19 August 2009

Benito vs. the Cocktail: Lucien Gaudin

One of the many great, forgotten cocktails found in Ted Haigh's book is the Lucien Gaudin, made from ingredients that would cause a lover of vodka martinis to collapse in the fetal position. I had glanced at the recipe in the book, but was inspired to give it a shot after a post on Serious Eats written by Paul Clarke of Imbibe magazine and The Cocktail Chronicles blog.

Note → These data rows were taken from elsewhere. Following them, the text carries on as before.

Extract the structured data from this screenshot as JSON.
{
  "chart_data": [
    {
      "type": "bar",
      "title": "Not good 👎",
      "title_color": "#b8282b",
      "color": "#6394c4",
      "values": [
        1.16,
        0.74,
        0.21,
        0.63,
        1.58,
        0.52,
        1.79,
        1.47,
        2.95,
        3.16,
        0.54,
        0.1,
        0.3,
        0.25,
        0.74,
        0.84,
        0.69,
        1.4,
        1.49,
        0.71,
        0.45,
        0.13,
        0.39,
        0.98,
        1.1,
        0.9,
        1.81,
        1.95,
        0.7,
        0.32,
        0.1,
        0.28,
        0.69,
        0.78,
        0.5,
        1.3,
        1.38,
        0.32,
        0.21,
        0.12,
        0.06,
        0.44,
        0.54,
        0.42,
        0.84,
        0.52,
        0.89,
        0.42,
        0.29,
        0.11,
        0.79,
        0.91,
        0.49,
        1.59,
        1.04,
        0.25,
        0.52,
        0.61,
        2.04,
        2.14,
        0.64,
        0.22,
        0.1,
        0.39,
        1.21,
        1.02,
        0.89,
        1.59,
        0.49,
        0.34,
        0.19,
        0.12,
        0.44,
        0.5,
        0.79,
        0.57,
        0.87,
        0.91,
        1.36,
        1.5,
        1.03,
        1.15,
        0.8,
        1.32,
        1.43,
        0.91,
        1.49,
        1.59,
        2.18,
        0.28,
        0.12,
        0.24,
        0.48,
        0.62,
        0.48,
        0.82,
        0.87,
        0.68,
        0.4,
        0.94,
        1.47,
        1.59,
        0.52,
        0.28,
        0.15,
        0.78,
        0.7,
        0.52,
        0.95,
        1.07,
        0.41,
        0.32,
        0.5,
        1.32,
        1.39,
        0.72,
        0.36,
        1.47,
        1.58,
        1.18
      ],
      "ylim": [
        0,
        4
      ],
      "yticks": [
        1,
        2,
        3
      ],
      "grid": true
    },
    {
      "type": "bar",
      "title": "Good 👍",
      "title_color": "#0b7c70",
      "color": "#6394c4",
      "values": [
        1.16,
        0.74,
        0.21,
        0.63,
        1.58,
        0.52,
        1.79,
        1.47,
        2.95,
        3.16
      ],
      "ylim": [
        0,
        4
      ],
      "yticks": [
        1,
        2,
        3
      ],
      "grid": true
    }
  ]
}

The cocktail is named after French fencing legend Lucien Gaudin, famous for winning gold medals in the 1924 and 1928 Olympic Games. He also died from one of the saddest cases of bruised pride I've ever seen: "Gaudin committed suicide in 1934 after being wounded on the thumb by a nonfencer during a duel."

Compare that minor injury to the old Austrian "dueling scar" or Renommierschmiss that was a badge of honor and mark of social status. Ritual scarring is not unknown in various cultures around the world, but I wonder how Mom felt when young Helmut came home on Christmas break with his face sliced up from swordfighting at Universität.

Lucien Gaudin
1 oz. Gin
½ oz. Campari
½ oz. Cointreau
½ oz. White Vermouth

Combine in a shaker with ice, stir, and strain to serve.

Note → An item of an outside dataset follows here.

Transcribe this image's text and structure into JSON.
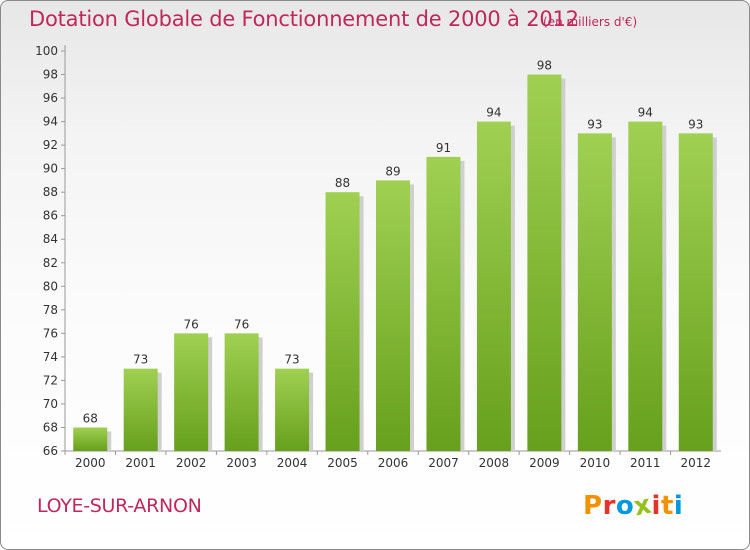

This looks deceptively like cherry Kool-Aid®, but don't let the color fool you. Despite the presence of sugar in the Cointreau and Campari, there is nothing sweet about this cocktail. In fact, such sweetness as there is barely blunts the edge of an insanely bitter, orange peel-flavored cocktail. It's the bastard offspring of a Martini and a Negroni.

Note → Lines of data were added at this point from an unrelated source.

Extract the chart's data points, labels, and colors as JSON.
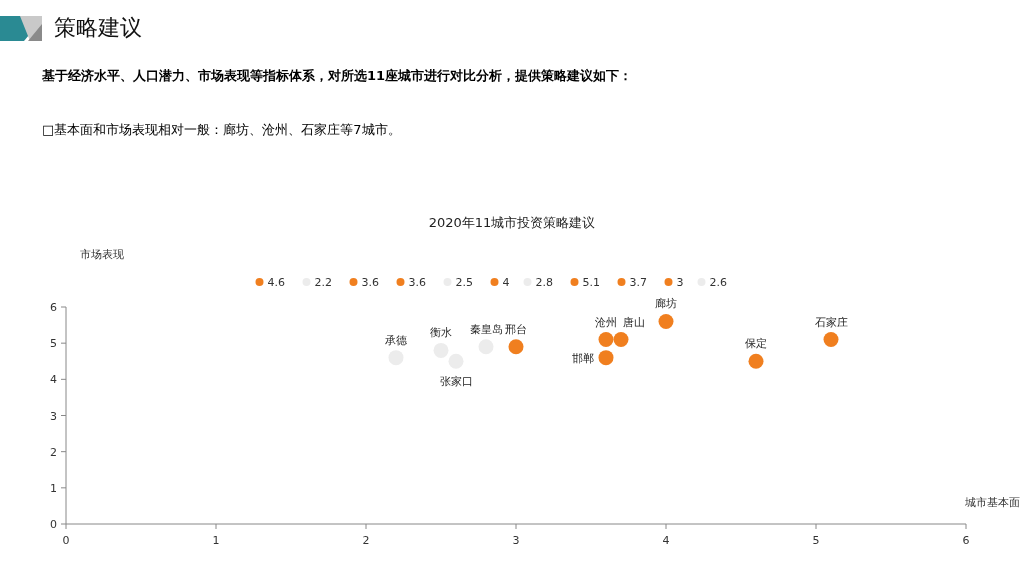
{
  "chart_data": {
    "type": "scatter",
    "title": "2020年11城市投资策略建议",
    "xlabel": "城市基本面",
    "ylabel": "市场表现",
    "xlim": [
      0,
      6
    ],
    "ylim": [
      0,
      6
    ],
    "xticks": [
      0,
      1,
      2,
      3,
      4,
      5,
      6
    ],
    "yticks": [
      0,
      1,
      2,
      3,
      4,
      5,
      6
    ],
    "grid": false,
    "legend": "top",
    "marker": "circle",
    "series": [
      {
        "name": "4.6",
        "color": "#f07f1f",
        "x": [
          4.6
        ],
        "values": [
          4.5
        ]
      },
      {
        "name": "2.2",
        "color": "#ececec",
        "x": [
          2.2
        ],
        "values": [
          4.6
        ]
      },
      {
        "name": "3.6",
        "color": "#f07f1f",
        "x": [
          3.6
        ],
        "values": [
          5.1
        ]
      },
      {
        "name": "3.6",
        "color": "#f07f1f",
        "x": [
          3.6
        ],
        "values": [
          4.6
        ]
      },
      {
        "name": "2.5",
        "color": "#ececec",
        "x": [
          2.5
        ],
        "values": [
          4.8
        ]
      },
      {
        "name": "4",
        "color": "#f07f1f",
        "x": [
          4
        ],
        "values": [
          5.6
        ]
      },
      {
        "name": "2.8",
        "color": "#ececec",
        "x": [
          2.8
        ],
        "values": [
          4.9
        ]
      },
      {
        "name": "5.1",
        "color": "#f07f1f",
        "x": [
          5.1
        ],
        "values": [
          5.1
        ]
      },
      {
        "name": "3.7",
        "color": "#f07f1f",
        "x": [
          3.7
        ],
        "values": [
          5.1
        ]
      },
      {
        "name": "3",
        "color": "#f07f1f",
        "x": [
          3
        ],
        "values": [
          4.9
        ]
      },
      {
        "name": "2.6",
        "color": "#ececec",
        "x": [
          2.6
        ],
        "values": [
          4.5
        ]
      }
    ],
    "annotations": [
      "策略建议",
      "基于经济水平、人口潜力、市场表现等指标体系，对所选11座城市进行对比分析，提供策略建议如下：",
      "□基本面和市场表现相对一般：廊坊、沧州、石家庄等7城市。",
      {
        "text": "保定",
        "x": 4.6,
        "y": 4.5
      },
      {
        "text": "承德",
        "x": 2.2,
        "y": 4.6
      },
      {
        "text": "沧州",
        "x": 3.6,
        "y": 5.1
      },
      {
        "text": "邯郸",
        "x": 3.6,
        "y": 4.6
      },
      {
        "text": "衡水",
        "x": 2.5,
        "y": 4.8
      },
      {
        "text": "廊坊",
        "x": 4,
        "y": 5.6
      },
      {
        "text": "秦皇岛",
        "x": 2.8,
        "y": 4.9
      },
      {
        "text": "石家庄",
        "x": 5.1,
        "y": 5.1
      },
      {
        "text": "唐山",
        "x": 3.7,
        "y": 5.1
      },
      {
        "text": "邢台",
        "x": 3,
        "y": 4.9
      },
      {
        "text": "张家口",
        "x": 2.6,
        "y": 4.5
      }
    ]
  }
}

That's not a criticism; as stated many times I love bitter flavors. Bring me my coffee black, and my beer full of hops. I think that the Negroni is a little more balanced, but the Lucien Gaudin is a fun change of pace and it's always nice to have another Campari cocktail in the old recipe file.


fredric koeppel said...

"the sugar in Campari"?? Campari is as bitter as they come.

Benito said...


While the recipe of Campari is secret, it definitely has sugar in it. The sugar crystallizes around the screwcap (making an old bottle hard to open) and if you spill it, it quickly becomes a sticky mess. Without that sugar in there, it might be completely undrinkable.

From a visit to the factory by a Saveur writer:

"The recipe reportedly has not changed since that time: Campari is a blend of equal parts of alcohol, sugar syrup, distilled water, and an infusion flavored with oranges, rhubarb, and... ginseng, as well as a mixture of herbs."


fredric koeppel said...

My friend, I bow to your expertise in these matters.

Benito said...

Fredric, mon ami,

If I need to know details about distinguished domaines or chateaux in France, I will call you. And I hope that if the topic is about a reprehensible liquor brewed from pine tree roots by the inmates of a Slovenian prison, you will give me a call, because I'll try anything once.


TumTum said...

>>I wonder how Mom felt when young Helmut came home on Christmas break with his face sliced up from swordfighting at Universität.<<

Oh my... I didn't show my face for 2 weeks to my mother after I was hit in one of my duels - but today the wounds are treated with much more care resulting in minor scarring. Also your link is horrible, wrong or at best filled with half-truth... try this instead:

Oh, alsmost forgot: I like the Lucien Gaudin as a Negroni substitute if the weather is really hot.